Brooke, Greta Gerwig's latest Manhattan creation, is a hurricane gobbling up lives. She's a singer, restaurateur, interior decorator, math coach, spinning instructor, and self-described autodidact. When eighteen-year-old admirer Tracy (Lola Kirke), Brooke's sister-to-be following their parents' Thanksgiving wedding, squeaks that she wants to write short stories, Brooke devours that idea, too — only, as she insists, her as-yet-unwritten fiction will be longer.
Brooke can't help being the focal point of Noah Baumbach's Mistress America, though Tracy, an adrift college freshman, is its supposed star. Watching, we're all absorbed by Brooke and her delusional Dorothy Parker–esque pronouncements. "There's nothing I don't know about myself," she declares. "That's why I can't go to therapy."

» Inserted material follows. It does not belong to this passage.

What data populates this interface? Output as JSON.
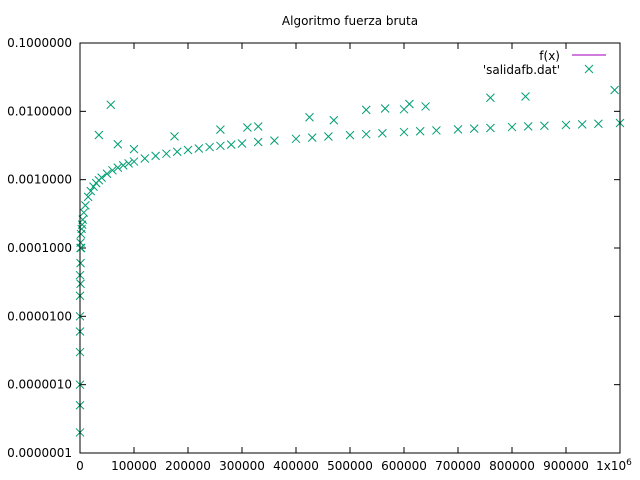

Like Brooke's dream business, a café/convenience store/hair salon, Mistress America is a mishmash of ideas — fortunately, Kirke gives a fantastic performance that quietly grounds the film. The beginning and end work as, respectively, a naturalistic comedy about impressionable girls and a drama about the same. Baumbach and co-writer Gerwig nail the details of proto-adulthood. Ginned up by Brooke's moxie, Tracy blooms from wallflower to budding Big Woman on Campus. Despite her infatuation with her role model, Tracy writes a piece about who Brooke really is, albeit through the eyes of a kid who thinks that anyone pushing 30 is "dragging around the rotting carcass" of their youth. In a wicked and perfect gag, Brooke gets confronted by a former classmate she bullied in high school. When the woman presses for an apology, Brooke's noblesse oblige turns into a shiv. Unlike Tracy, she's purposefully cruel.
But in the clumsy middle sequence, set in a Connecticut mansion, Baumbach inserts a screwball farce that stops the movie cold.